To, że w kadrze Adama Nawałki zaczyna zgrzytać, widzieliśmy podczas ostatniego zgrupowania reprezentacji Polski. Atmosfera nie przypominała tej z czasów Euro 2016. Kryzys był odczuwalny - niektórzy piłkarze zachowywali się co najmniej kontrowersyjnie, nie mieli tego „błysku w oczach”, kiedy mówili o kolejnym rywalu. Wszyscy tylko czekali, aż jakieś grzeszki wyjdą na wierzch.
Piłkarze integrujący się na zgrupowaniach w "mało sportowy" sposób to nic nowego. Zbigniew Boniek swego czasu uważał, że wielką drużyną buduje się przede wszystkim po meczu. Po przegranym spotkaniu był czas na przemyślenia i wytknięcie sobie błędów. Po wygranym jest na szczęście piwko, karty i pokazywanie siebie z innej strony - mówił prezes PZPN. Podobnego zdania jest Adam Nawałka, który zawsze dawał swoim zawodnikom czas wolny na dzień przed meczem. Wówczas piłkarze mogli się rozluźnić, pobyć z rodziną, wykorzystać ostatnie 24 godziny w każdy możliwy sposób.

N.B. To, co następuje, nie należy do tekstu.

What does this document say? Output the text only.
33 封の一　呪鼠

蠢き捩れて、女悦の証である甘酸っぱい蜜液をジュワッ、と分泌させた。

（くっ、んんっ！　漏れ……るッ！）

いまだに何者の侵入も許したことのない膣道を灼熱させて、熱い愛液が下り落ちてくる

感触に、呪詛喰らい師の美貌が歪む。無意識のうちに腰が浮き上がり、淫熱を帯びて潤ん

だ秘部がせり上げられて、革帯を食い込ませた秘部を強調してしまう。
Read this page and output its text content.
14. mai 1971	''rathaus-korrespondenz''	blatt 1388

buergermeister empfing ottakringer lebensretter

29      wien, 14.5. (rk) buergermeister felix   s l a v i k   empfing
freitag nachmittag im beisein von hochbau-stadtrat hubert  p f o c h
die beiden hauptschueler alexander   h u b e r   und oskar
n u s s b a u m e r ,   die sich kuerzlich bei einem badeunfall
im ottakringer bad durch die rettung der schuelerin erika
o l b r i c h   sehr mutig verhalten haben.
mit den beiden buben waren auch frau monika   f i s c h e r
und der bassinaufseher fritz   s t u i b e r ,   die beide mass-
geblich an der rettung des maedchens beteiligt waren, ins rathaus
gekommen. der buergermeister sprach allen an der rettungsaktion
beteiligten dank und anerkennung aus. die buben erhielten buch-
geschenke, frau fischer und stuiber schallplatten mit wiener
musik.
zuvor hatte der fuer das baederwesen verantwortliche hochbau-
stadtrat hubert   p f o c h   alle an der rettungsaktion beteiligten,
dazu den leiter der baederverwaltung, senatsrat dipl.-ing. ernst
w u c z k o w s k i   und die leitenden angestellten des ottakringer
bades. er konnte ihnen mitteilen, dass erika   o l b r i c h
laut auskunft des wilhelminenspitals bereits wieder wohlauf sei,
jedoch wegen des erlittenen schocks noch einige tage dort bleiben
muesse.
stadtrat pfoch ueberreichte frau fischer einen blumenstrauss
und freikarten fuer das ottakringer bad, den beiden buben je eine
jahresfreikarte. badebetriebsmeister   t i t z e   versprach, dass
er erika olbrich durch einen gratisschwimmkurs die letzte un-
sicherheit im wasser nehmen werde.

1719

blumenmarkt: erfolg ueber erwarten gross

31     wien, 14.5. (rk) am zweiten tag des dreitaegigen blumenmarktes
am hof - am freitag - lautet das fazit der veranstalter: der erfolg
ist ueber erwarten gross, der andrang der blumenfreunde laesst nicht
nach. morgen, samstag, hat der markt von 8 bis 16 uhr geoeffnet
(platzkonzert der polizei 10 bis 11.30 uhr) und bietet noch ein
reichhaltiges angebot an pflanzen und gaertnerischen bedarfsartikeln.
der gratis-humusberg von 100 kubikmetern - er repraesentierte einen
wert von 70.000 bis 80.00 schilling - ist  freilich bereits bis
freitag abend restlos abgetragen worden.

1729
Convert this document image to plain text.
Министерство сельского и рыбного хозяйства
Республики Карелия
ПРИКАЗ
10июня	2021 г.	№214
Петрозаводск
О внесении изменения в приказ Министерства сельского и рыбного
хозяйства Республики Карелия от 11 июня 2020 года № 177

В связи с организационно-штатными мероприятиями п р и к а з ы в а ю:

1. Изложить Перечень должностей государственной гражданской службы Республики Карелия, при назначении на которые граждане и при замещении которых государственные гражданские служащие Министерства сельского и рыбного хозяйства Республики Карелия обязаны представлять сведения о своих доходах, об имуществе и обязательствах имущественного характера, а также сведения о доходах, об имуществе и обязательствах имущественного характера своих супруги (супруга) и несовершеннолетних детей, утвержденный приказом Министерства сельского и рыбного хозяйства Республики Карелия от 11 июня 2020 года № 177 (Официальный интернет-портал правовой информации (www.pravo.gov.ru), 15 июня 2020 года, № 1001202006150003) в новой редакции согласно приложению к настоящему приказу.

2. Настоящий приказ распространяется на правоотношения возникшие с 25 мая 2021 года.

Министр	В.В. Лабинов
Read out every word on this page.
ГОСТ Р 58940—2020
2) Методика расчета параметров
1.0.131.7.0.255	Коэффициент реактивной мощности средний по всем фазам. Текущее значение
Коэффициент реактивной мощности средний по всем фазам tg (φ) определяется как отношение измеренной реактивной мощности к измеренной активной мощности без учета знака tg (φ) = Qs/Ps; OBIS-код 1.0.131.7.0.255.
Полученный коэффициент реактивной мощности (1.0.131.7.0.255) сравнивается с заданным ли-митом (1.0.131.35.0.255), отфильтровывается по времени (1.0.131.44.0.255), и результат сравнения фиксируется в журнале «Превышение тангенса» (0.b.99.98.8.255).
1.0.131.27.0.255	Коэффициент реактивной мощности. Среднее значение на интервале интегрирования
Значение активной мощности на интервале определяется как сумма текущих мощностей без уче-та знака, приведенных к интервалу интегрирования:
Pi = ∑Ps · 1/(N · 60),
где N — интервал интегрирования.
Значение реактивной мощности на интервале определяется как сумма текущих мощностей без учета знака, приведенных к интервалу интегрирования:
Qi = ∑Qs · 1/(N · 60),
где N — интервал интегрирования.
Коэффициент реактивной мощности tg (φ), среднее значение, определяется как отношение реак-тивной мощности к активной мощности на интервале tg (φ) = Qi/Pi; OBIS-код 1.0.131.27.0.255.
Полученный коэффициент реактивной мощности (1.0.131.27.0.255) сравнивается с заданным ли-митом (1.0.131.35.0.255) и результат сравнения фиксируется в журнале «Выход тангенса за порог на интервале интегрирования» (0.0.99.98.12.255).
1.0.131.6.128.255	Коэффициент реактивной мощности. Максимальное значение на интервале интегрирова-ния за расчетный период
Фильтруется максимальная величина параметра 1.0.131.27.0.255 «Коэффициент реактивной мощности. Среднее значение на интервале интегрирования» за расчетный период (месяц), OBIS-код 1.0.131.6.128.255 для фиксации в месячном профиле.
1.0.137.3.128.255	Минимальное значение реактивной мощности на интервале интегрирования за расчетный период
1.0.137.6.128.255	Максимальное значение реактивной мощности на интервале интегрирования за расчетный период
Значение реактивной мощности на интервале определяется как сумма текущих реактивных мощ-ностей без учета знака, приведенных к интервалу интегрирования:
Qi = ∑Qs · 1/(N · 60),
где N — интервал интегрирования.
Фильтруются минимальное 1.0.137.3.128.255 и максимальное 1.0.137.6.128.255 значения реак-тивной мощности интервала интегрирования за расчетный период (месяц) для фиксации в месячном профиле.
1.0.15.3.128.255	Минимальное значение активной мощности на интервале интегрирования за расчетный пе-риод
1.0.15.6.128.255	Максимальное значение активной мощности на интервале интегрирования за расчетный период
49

Do tej pory ta metoda zdawała egzamin. Adam Nawałka jest znany ze swojego opiekuńczego, wręcz ojcowskiego stosunku do reprezentacji i na kilka rzeczy przymykał oko. Niestety, ostatnio te incydenty przerodziły się w coś stałego. Niektórzy piłkarze nadużyli partnerskiego podejścia Nawałki i teraz przed trenerem trudne decyzje.
W czasie ostatniego zgrupowania hamulce puściły kilku zawodnikom. Lista nie jest długa, przewijają się różne nazwiska, ale jak na razie potwierdziły się podejrzenia co do Łukasza Teodorczyka i Artura Boruca. Nie wiadomo, jakie czekają ich konsekwencje - czy będą to jedynie ostrzeżenia, czy pożegnają się z kadrą.
Jeśli chodzi o Boruca, możemy tu mówić o pewnej recydywie. Nasz bramkarz podpadał już Leo Beenhakkerowi i Franciszkowi Smudzie. Piłkarz Bournemouth nie jest kluczowym zawodnikiem w układance Adama Nawałki, niemniej jest postacią szanowaną i najbardziej doświadczoną w kadrze.
O ekscesach podczas zgrupowania napisał "Przegląd Sportowy". Zdaniem gazety jeden z mniej doświadczonych zawodników miał tak przesadzić z alkoholem, że zwymiotował w jednym z hotelowych pokoi. Ten sam piłkarz kolejnego dnia pojawił się na konferencji prasowej, podczas której był "średnio dysponowany".
Oczywiście te wszystkie historie mogą nie mieć związku z kiepską grą naszej drużyny w ostatnich meczach, ale wyraźnie widać, że w tych reprezentacyjnych trybach jest dużo piachu. W spotkaniach z Kazachstanem, Armenią i Danią przy wyniku 3:0 był luz i rozprężenie zamiast koncentracji. Możemy mówić o naprawdę wielkim szczęściu, że po trzech meczach nie ponieśliśmy porażki.
To jeden z większych kryzysów za kadencji Adama Nawałki. Wcześniej były szalone powołania (jak chociażby dla Rafała Leszczyńskiego) czy konflikt z Jakubem Błaszczykowskim. Wszystkie udało się w porę zażegnać. Jeśli myślimy mundialu w Rosji, trzeba ten pożar jak najszybciej, ale też i umiejętnie ugasić.